EXCLUSIVE: Thai-Vietnamese co-production The Chameleon Woman, which marks leading Thai post house White Light’s move into production, has added co-producers from China and Indonesia and unveiled its first cast.
The film will star Awat Ratanapintha, who won the Rising Star award from Marie Claire at Busan International Film Festival’s Asia Star Awards in 2023, alongside Prapamonton Eiamchan, whose credits include Venice title Anatomy Of Time. Awat came to notice after starring in Doi Boy, which premiered at BIFF in 2023.
Co-producers joining the project, include Patrick Joshua of Indonesia and Chinese producer Zhulin Mo, whose credits include To Kill A Mongolian Horse, which premiered in Venice film festival last year. They join White Light’s Chartchai Ketnust and Pham Gia Quy of Vietnam’s Spring Auteurs on the film.
Thailand’s Tanaseth Tulyathan has written and directed the film, about a stateless Thai Hmong woman’s desperate journey through identity, migration and memory, set in Thailand during the Communist insurgency in the 1970s.
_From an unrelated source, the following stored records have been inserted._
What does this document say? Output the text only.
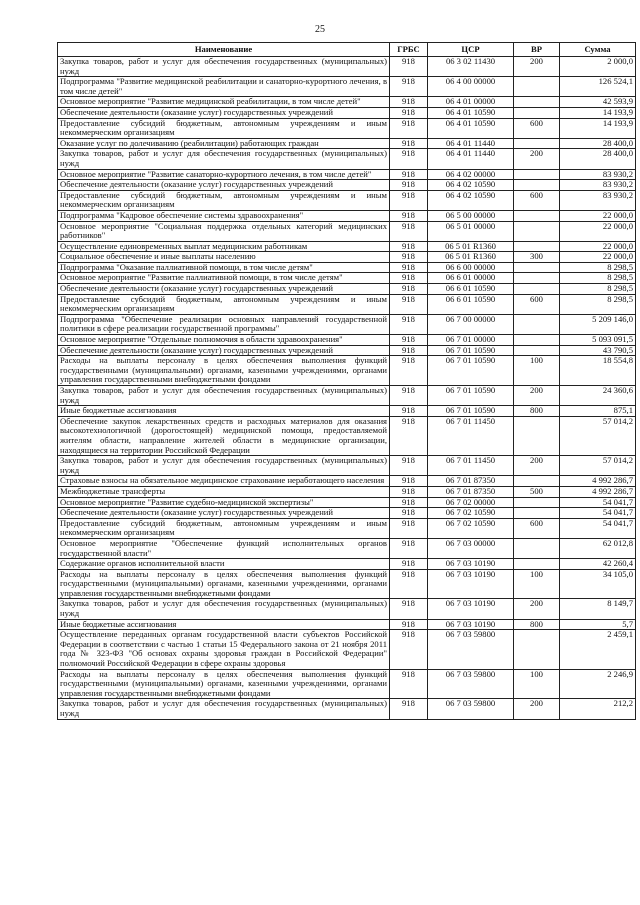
25
Наименование	ГРБС	ЦСР	ВР	Сумма
Закупка товаров, работ и услуг для обеспечения государственных (муниципальных) нужд	918	06 3 02 11430	200	2 000,0
Подпрограмма "Развитие медицинской реабилитации и санаторно-курортного лечения, в том числе детей"	918	06 4 00 00000		126 524,1
Основное мероприятие "Развитие медицинской реабилитации, в том числе детей"	918	06 4 01 00000		42 593,9
Обеспечение деятельности (оказание услуг) государственных учреждений	918	06 4 01 10590		14 193,9
Предоставление субсидий бюджетным, автономным учреждениям и иным некоммерческим организациям	918	06 4 01 10590	600	14 193,9
Оказание услуг по долечиванию (реабилитации) работающих граждан	918	06 4 01 11440		28 400,0
Закупка товаров, работ и услуг для обеспечения государственных (муниципальных) нужд	918	06 4 01 11440	200	28 400,0
Основное мероприятие "Развитие санаторно-курортного лечения, в том числе детей"	918	06 4 02 00000		83 930,2
Обеспечение деятельности (оказание услуг) государственных учреждений	918	06 4 02 10590		83 930,2
Предоставление субсидий бюджетным, автономным учреждениям и иным некоммерческим организациям	918	06 4 02 10590	600	83 930,2
Подпрограмма "Кадровое обеспечение системы здравоохранения"	918	06 5 00 00000		22 000,0
Основное мероприятие "Социальная поддержка отдельных категорий медицинских работников"	918	06 5 01 00000		22 000,0
Осуществление единовременных выплат медицинским работникам	918	06 5 01 R1360		22 000,0
Социальное обеспечение и иные выплаты населению	918	06 5 01 R1360	300	22 000,0
Подпрограмма "Оказание паллиативной помощи, в том числе детям"	918	06 6 00 00000		8 298,5
Основное мероприятие "Развитие паллиативной помощи, в том числе детям"	918	06 6 01 00000		8 298,5
Обеспечение деятельности (оказание услуг) государственных учреждений	918	06 6 01 10590		8 298,5
Предоставление субсидий бюджетным, автономным учреждениям и иным некоммерческим организациям	918	06 6 01 10590	600	8 298,5
Подпрограмма "Обеспечение реализации основных направлений государственной политики в сфере реализации государственной программы"	918	06 7 00 00000		5 209 146,0
Основное мероприятие "Отдельные полномочия в области здравоохранения"	918	06 7 01 00000		5 093 091,5
Обеспечение деятельности (оказание услуг) государственных учреждений	918	06 7 01 10590		43 790,5
Расходы на выплаты персоналу в целях обеспечения выполнения функций государственными (муниципальными) органами, казенными учреждениями, органами управления государственными внебюджетными фондами	918	06 7 01 10590	100	18 554,8
Закупка товаров, работ и услуг для обеспечения государственных (муниципальных) нужд	918	06 7 01 10590	200	24 360,6
Иные бюджетные ассигнования	918	06 7 01 10590	800	875,1
Обеспечение закупок лекарственных средств и расходных материалов для оказания высокотехнологичной (дорогостоящей) медицинской помощи, предоставляемой жителям области, направление жителей области в медицинские организации, находящиеся на территории Российской Федерации	918	06 7 01 11450		57 014,2
Закупка товаров, работ и услуг для обеспечения государственных (муниципальных) нужд	918	06 7 01 11450	200	57 014,2
Страховые взносы на обязательное медицинское страхование неработающего населения	918	06 7 01 87350		4 992 286,7
Межбюджетные трансферты	918	06 7 01 87350	500	4 992 286,7
Основное мероприятие "Развитие судебно-медицинской экспертизы"	918	06 7 02 00000		54 041,7
Обеспечение деятельности (оказание услуг) государственных учреждений	918	06 7 02 10590		54 041,7
Предоставление субсидий бюджетным, автономным учреждениям и иным некоммерческим организациям	918	06 7 02 10590	600	54 041,7
Основное мероприятие "Обеспечение функций исполнительных органов государственной власти"	918	06 7 03 00000		62 012,8
Содержание органов исполнительной власти	918	06 7 03 10190		42 260,4
Расходы на выплаты персоналу в целях обеспечения выполнения функций государственными (муниципальными) органами, казенными учреждениями, органами управления государственными внебюджетными фондами	918	06 7 03 10190	100	34 105,0
Закупка товаров, работ и услуг для обеспечения государственных (муниципальных) нужд	918	06 7 03 10190	200	8 149,7
Иные бюджетные ассигнования	918	06 7 03 10190	800	5,7
Осуществление переданных органам государственной власти субъектов Российской Федерации в соответствии с частью 1 статьи 15 Федерального закона от 21 ноября 2011 года № 323-ФЗ "Об основах охраны здоровья граждан в Российской Федерации" полномочий Российской Федерации в сфере охраны здоровья	918	06 7 03 59800		2 459,1
Расходы на выплаты персоналу в целях обеспечения выполнения функций государственными (муниципальными) органами, казенными учреждениями, органами управления государственными внебюджетными фондами	918	06 7 03 59800	100	2 246,9
Закупка товаров, работ и услуг для обеспечения государственных (муниципальных) нужд	918	06 7 03 59800	200	212,2
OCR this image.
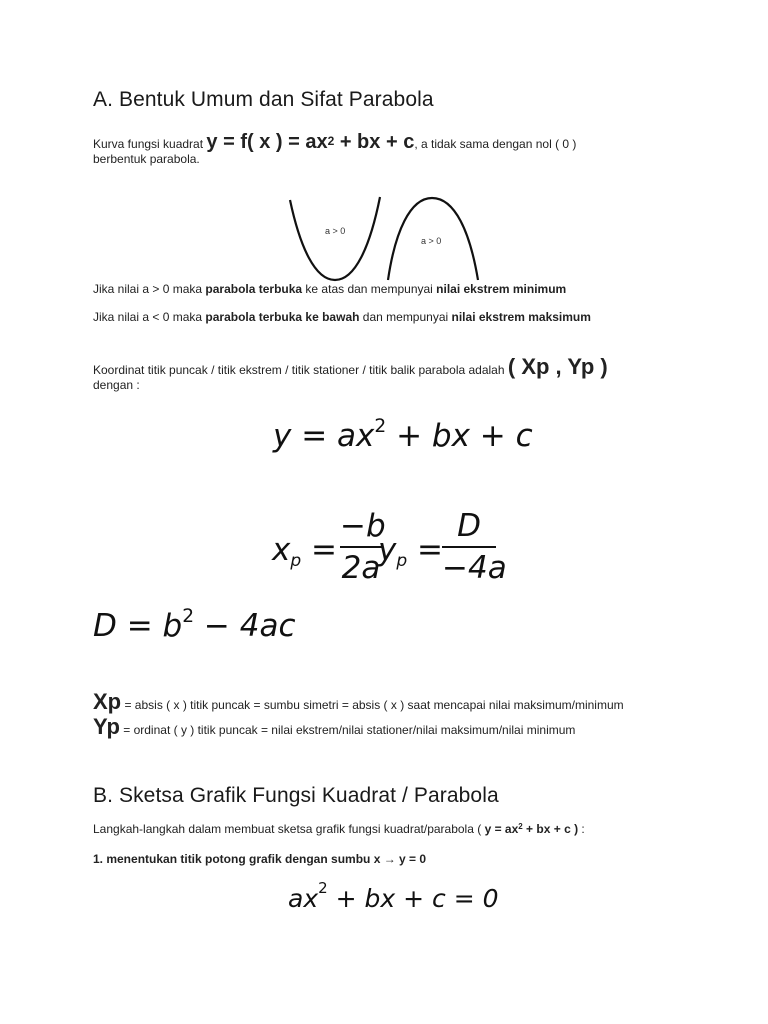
A. Bentuk Umum dan Sifat Parabola
Kurva fungsi kuadrat y = f( x ) = $ax^2$ + bx + c, a tidak sama dengan nol ( 0 )
berbentuk parabola.
a > 0
a > 0
Jika nilai a > 0 maka parabola terbuka ke atas dan mempunyai nilai ekstrem minimum
Jika nilai a < 0 maka parabola terbuka ke bawah dan mempunyai nilai ekstrem maksimum
Koordinat titik puncak / titik ekstrem / titik stationer / titik balik parabola adalah ( Xp , Yp )
dengan :
$y = ax^2$ + bx + c
$x_p$ =
−b
2a
$y_p$ =
D
−4a
$D = b^2 - 4ac$
Xp = absis ( x ) titik puncak = sumbu simetri = absis ( x ) saat mencapai nilai maksimum/minimum
Yp = ordinat ( y ) titik puncak = nilai ekstrem/nilai stationer/nilai maksimum/nilai minimum
B. Sketsa Grafik Fungsi Kuadrat / Parabola
Langkah-langkah dalam membuat sketsa grafik fungsi kuadrat/parabola ( $y = ax^2$ + bx + c ) :
1. menentukan titik potong grafik dengan sumbu x → y = 0
$ax^2$ + bx + c = 0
White Light was co-founded by Chartchai and Sayombhu Mukdeeprom, the DoP who has worked with Luca Guadagnino and Apichatpong Weeasethakul on films such as Call Me By Your Name, Queer, Memoria and Uncle Boonmee Who Can Recall His Past Lives. Spring Auteurs is a rising Vietnamese production house.
The project, which is currently in the late development and financing stage, was presented at Busan International Film Festival’s Asian Project Market 2024 and Produire au Sud 2025 at the Festival des 3 Continents in Nante, France. Production is expected to start in mid-2026.
“The Chameleon Woman is a personal exploration of identity, survival, and belonging – rooted in my immigrant journey in the U.S. and inspired by the resilience of the many women who shaped me and those who have lived through it,” said Tanaseth.
“Through the story of a stateless woman forced to assume another’s identity, the film confronts historical amnesia and celebrates those who endure in silence. It’s a tribute to forgotten voices that, once heard, speak to us all.”